Na2SiO3-Catalyzed Glycerolysis of Sacha Inchi (Plukenetia volubilis L.) Oil into Di- and Monoacylglycerols

Direct glycerolysis of novel edible Sacha Inchi (Plukenetia volubilis L.) seed oil (PvLO) into diacylglycerols (DAG) and monoacylglycerols (MAG) was studied over solid Na₂SiO₃ with or without microwave assistance. The glycerolysis yield was calculated by qualitative and semiquantitative analyses of ¹H NMR, ¹³C NMR, and FT-IR spectra.
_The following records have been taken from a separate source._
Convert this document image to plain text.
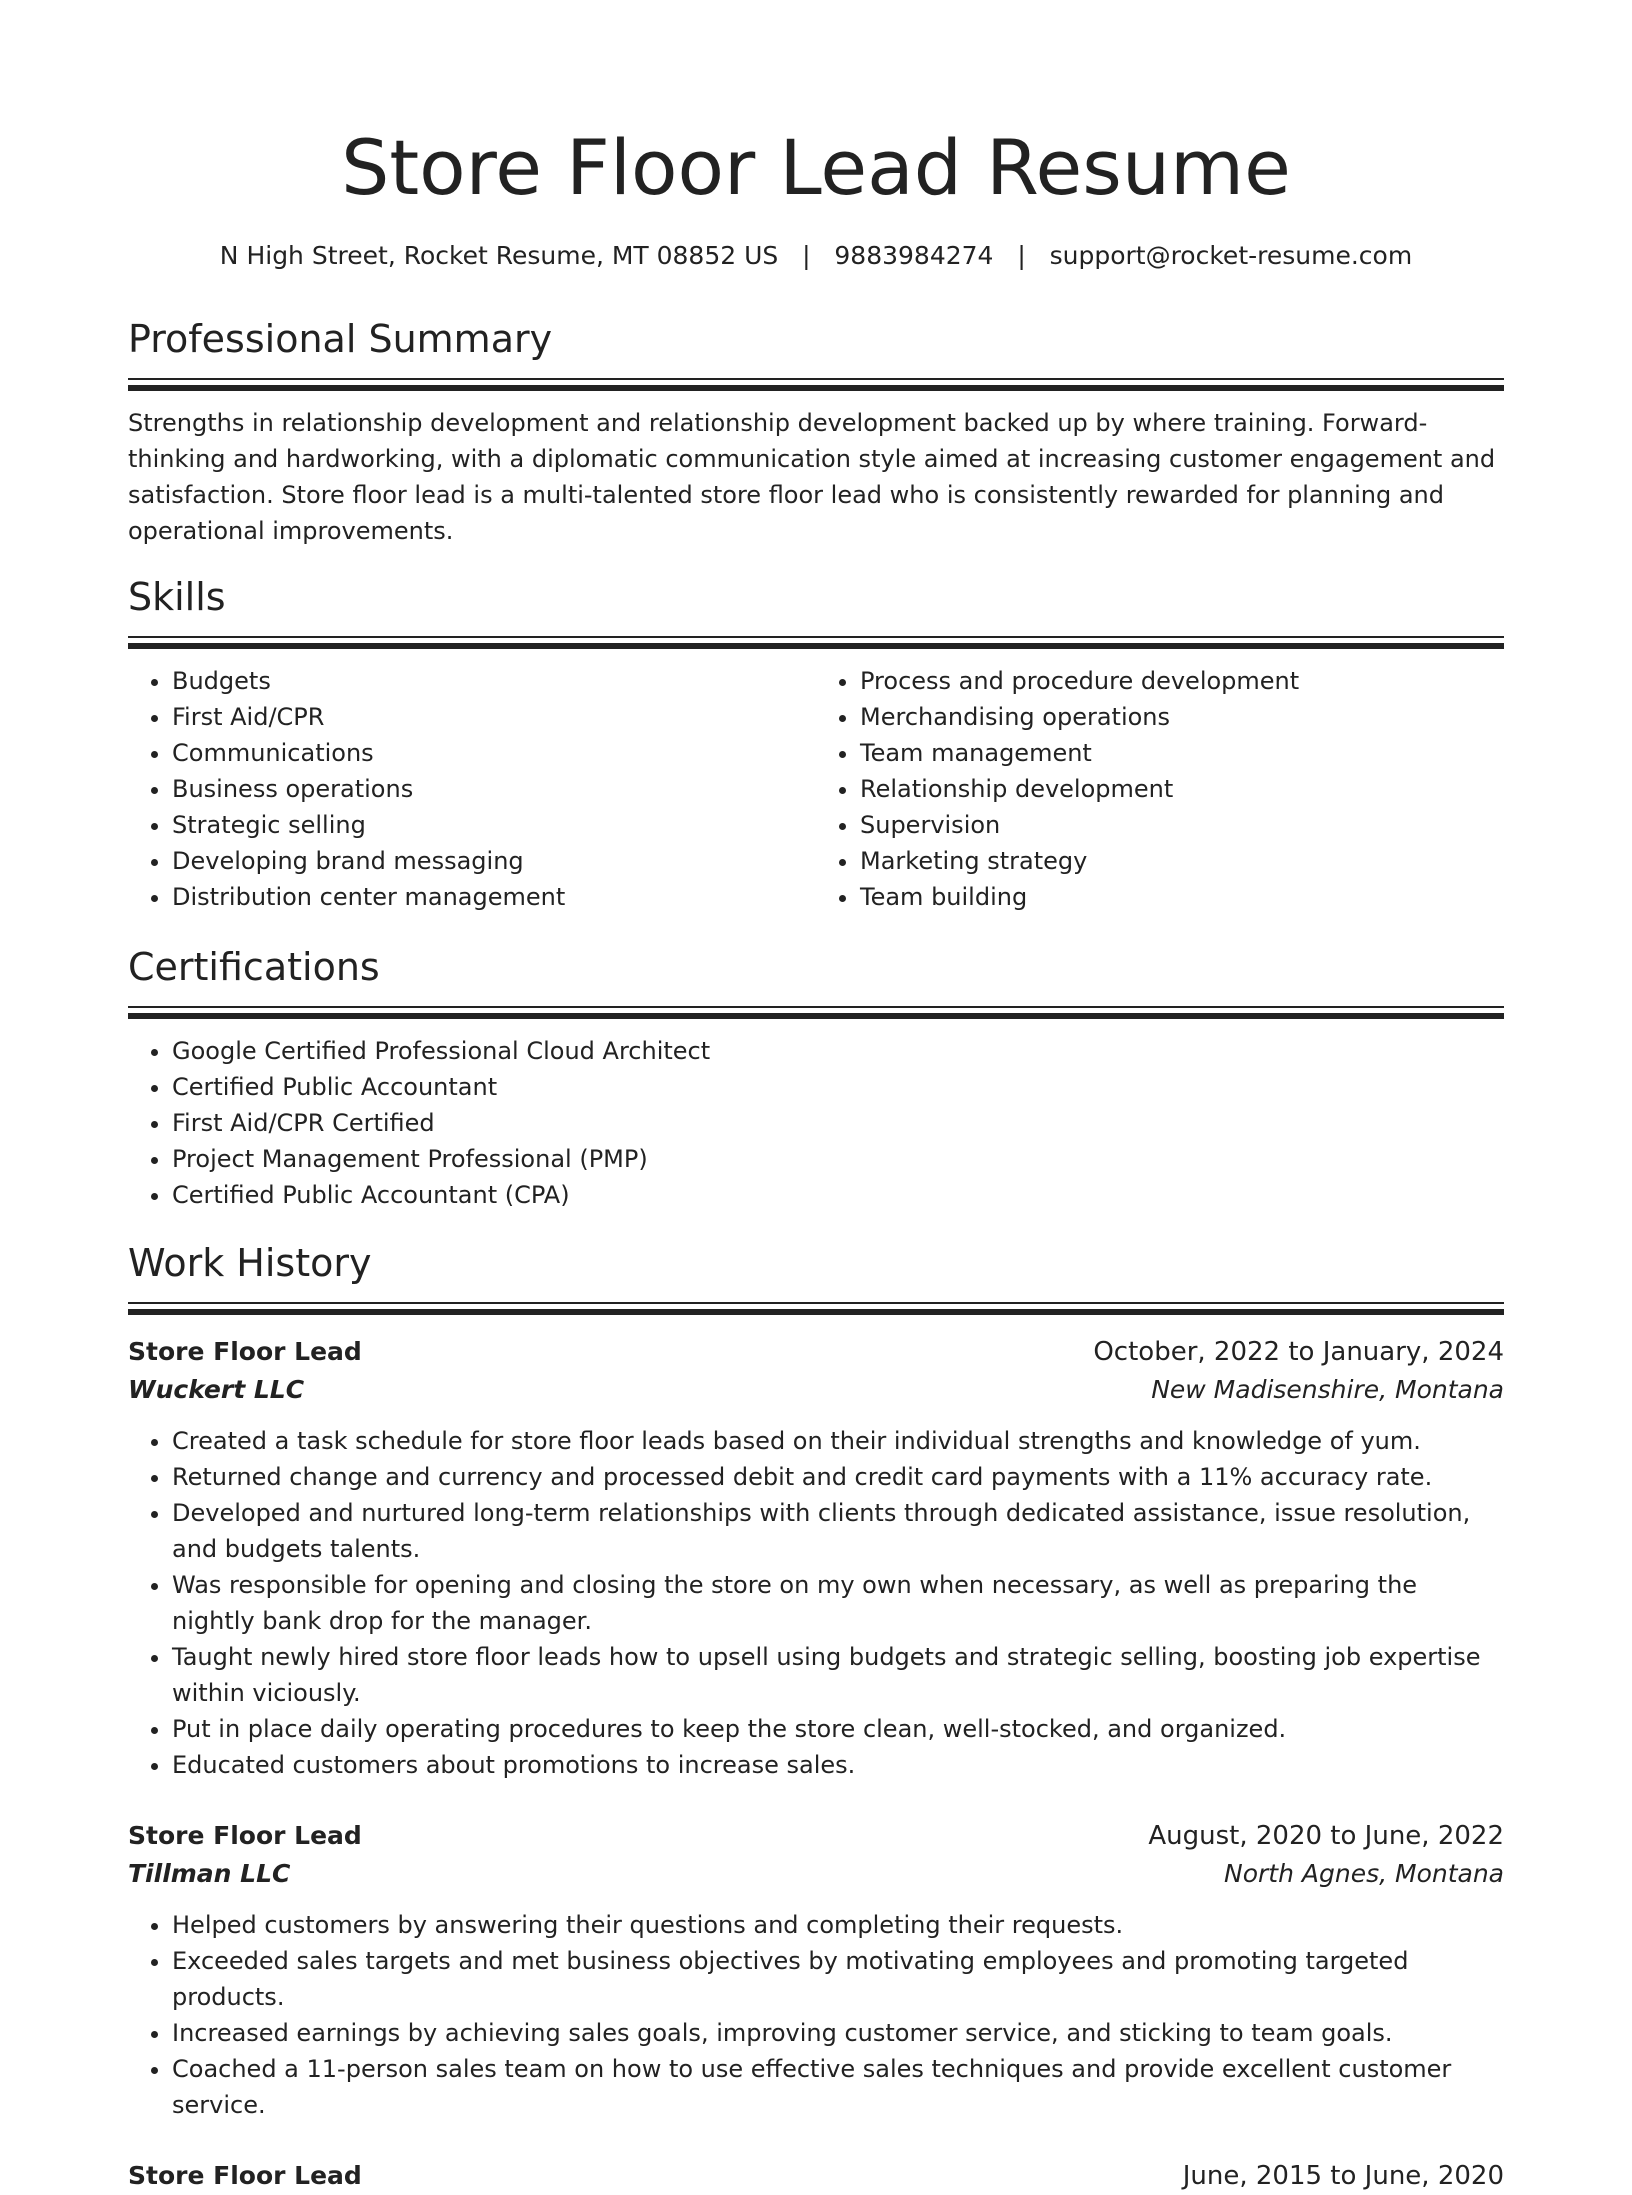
Store Floor Lead Resume
N High Street, Rocket Resume, MT 08852 US | 9883984274 | support@rocket-resume.com
Professional Summary

Strengths in relationship development and relationship development backed up by where training. Forward-thinking and hardworking, with a diplomatic communication style aimed at increasing customer engagement and satisfaction. Store floor lead is a multi-talented store floor lead who is consistently rewarded for planning and operational improvements.

Skills
• Budgets
• First Aid/CPR
• Communications
• Business operations
• Strategic selling
• Developing brand messaging
• Distribution center management
• Process and procedure development
• Merchandising operations
• Team management
• Relationship development
• Supervision
• Marketing strategy
• Team building
Certifications
• Google Certified Professional Cloud Architect
• Certified Public Accountant
• First Aid/CPR Certified
• Project Management Professional (PMP)
• Certified Public Accountant (CPA)
Work History
Store Floor Lead	October, 2022 to January, 2024
Wuckert LLC	New Madisenshire, Montana
• Created a task schedule for store floor leads based on their individual strengths and knowledge of yum.
• Returned change and currency and processed debit and credit card payments with a 11% accuracy rate.
• Developed and nurtured long-term relationships with clients through dedicated assistance, issue resolution, and budgets talents.
• Was responsible for opening and closing the store on my own when necessary, as well as preparing the nightly bank drop for the manager.
• Taught newly hired store floor leads how to upsell using budgets and strategic selling, boosting job expertise within viciously.
• Put in place daily operating procedures to keep the store clean, well-stocked, and organized.
• Educated customers about promotions to increase sales.
Store Floor Lead	August, 2020 to June, 2022
Tillman LLC	North Agnes, Montana
• Helped customers by answering their questions and completing their requests.
• Exceeded sales targets and met business objectives by motivating employees and promoting targeted products.
• Increased earnings by achieving sales goals, improving customer service, and sticking to team goals.
• Coached a 11-person sales team on how to use effective sales techniques and provide excellent customer service.
Store Floor Lead	June, 2015 to June, 2020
The yields of ~33% 1, 3-DAG, ~16% 1, 2-DAG, ~40% 1-MAG, and ~2.3% 2-MAG were achieved after 16 hours at 120 °C in three consecutive cycles using acetone, with an interesterification rate of 92%. The modified oil showed enhanced gelation ability at low temperatures. The yield of 1, 2-DAG can be increased by adding acetone as solvent. The fatty acid compositions and unsaturated structure of lipids were less destroyed after alkaline glycerolysis. However, more α-linolenic and linoleic acids were transferred to the sn-2 position of glyceryl skeleton. The oxidative stability of the modified oil was still controllable. In summary, this work provides a feasible method to convert polyunsaturated plant oils into oils rich in DAG and MAG with less destructive impact on the olefinic structure of oil. Also, it provides a useful example of how to quickly evaluate the influence of chemical modification on the chemical structure of plant oils by using various spectral technologies.